Subcellular localisation and identification of single atoms using quantitative scanning transmission electron microscopy

Abstract

Determining the concentration of elements in subcellular structures poses a significant challenge. By locating an elemental species at high spatial resolution and with subcellular context, and subsequently quantifying it on an absolute scale, new information about cellular function can be revealed. Such measurements have not as yet been realised with existing techniques due to limitations on spatial resolution and inherent difficulties in detecting elements present in low concentrations. In this paper, we use scanning transmission electron microscopy (STEM) to establish a methodology for localising and quantifying high-Z elements in a biological setting by measuring elastic electron scattering. We demonstrate platinum (Pt) deposition within neuronal cell bodies following in vivo administration of the Pt-based chemotherapeutic oxaliplatin to validate this novel methodology. For the first time, individual Pt atoms and nanoscale Pt clusters are shown within subcellular structures. Quantitative measurements of elastic electron scattering are used to determine absolute numbers of Pt atoms in each cluster. Cluster density is calculated on an atoms-per-cubic-nanometre scale, and used to show clusters form with densities below that of metallic Pt. By considering STEM partial scattering cross-sections, we determine that this new approach to subcellular elemental detection may be applicable to elements as light as sodium.

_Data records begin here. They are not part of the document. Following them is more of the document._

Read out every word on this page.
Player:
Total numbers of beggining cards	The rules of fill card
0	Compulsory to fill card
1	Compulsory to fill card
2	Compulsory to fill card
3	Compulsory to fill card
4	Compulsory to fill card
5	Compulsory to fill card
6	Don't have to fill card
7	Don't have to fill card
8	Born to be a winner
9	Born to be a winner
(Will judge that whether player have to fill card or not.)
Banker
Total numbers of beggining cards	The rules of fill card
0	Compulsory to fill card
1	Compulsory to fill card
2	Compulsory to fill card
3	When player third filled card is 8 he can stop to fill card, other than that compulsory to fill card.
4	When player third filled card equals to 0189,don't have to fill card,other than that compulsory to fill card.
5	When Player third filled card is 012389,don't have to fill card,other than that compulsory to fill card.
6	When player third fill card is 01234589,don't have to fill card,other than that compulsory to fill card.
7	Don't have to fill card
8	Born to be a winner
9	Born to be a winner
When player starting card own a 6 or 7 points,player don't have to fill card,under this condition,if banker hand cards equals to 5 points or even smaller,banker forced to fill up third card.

LAY DESCRIPTION: Heterogeneous elemental distributions drive fundamental biological processes within cells. While carbon, hydrogen, oxygen and nitrogen comprise by far the majority of living matter, concentrations and locations of more than a dozen other species must also be tightly controlled to ensure normal cell function. Oxaliplatin is a first-line and adjuvant treatment for colorectal cancer. However, pain in the body's extremities (fingers and toes) significantly impairs clinical usage as this serious and persistent side effect impacts on both patient cancer care and quality of life. Annular dark-field (ADF) imaging in the scanning transmission electron microscope (STEM) provides an image with strong atom-number contrast and is sufficient to distinguish between different cell types and different organelles within the cells of the DRG. We also show that Pt may be imaged at the single atom level and be localised at very high resolution while still preserving a degree of ultrastructural context. The intrinsic image contrast generated is sufficient to identify these features without the need for heavy metal stains and other extensive processing steps which risk disturbing native platinum distributions within the tissue. We subsequently demonstrate that by considering the total elastic scattering intensity generated by nanometre-sized Pt aggregations within the cell, the ADF STEM may be used to make a measurement of local concentration of Pt in units of atoms per cubic nanometre. We further estimate the minimum atomic number required to visualise single atoms in this setting, concluding that in similar samples it may be possible to detect species as light as sodium with atomic sensitivity.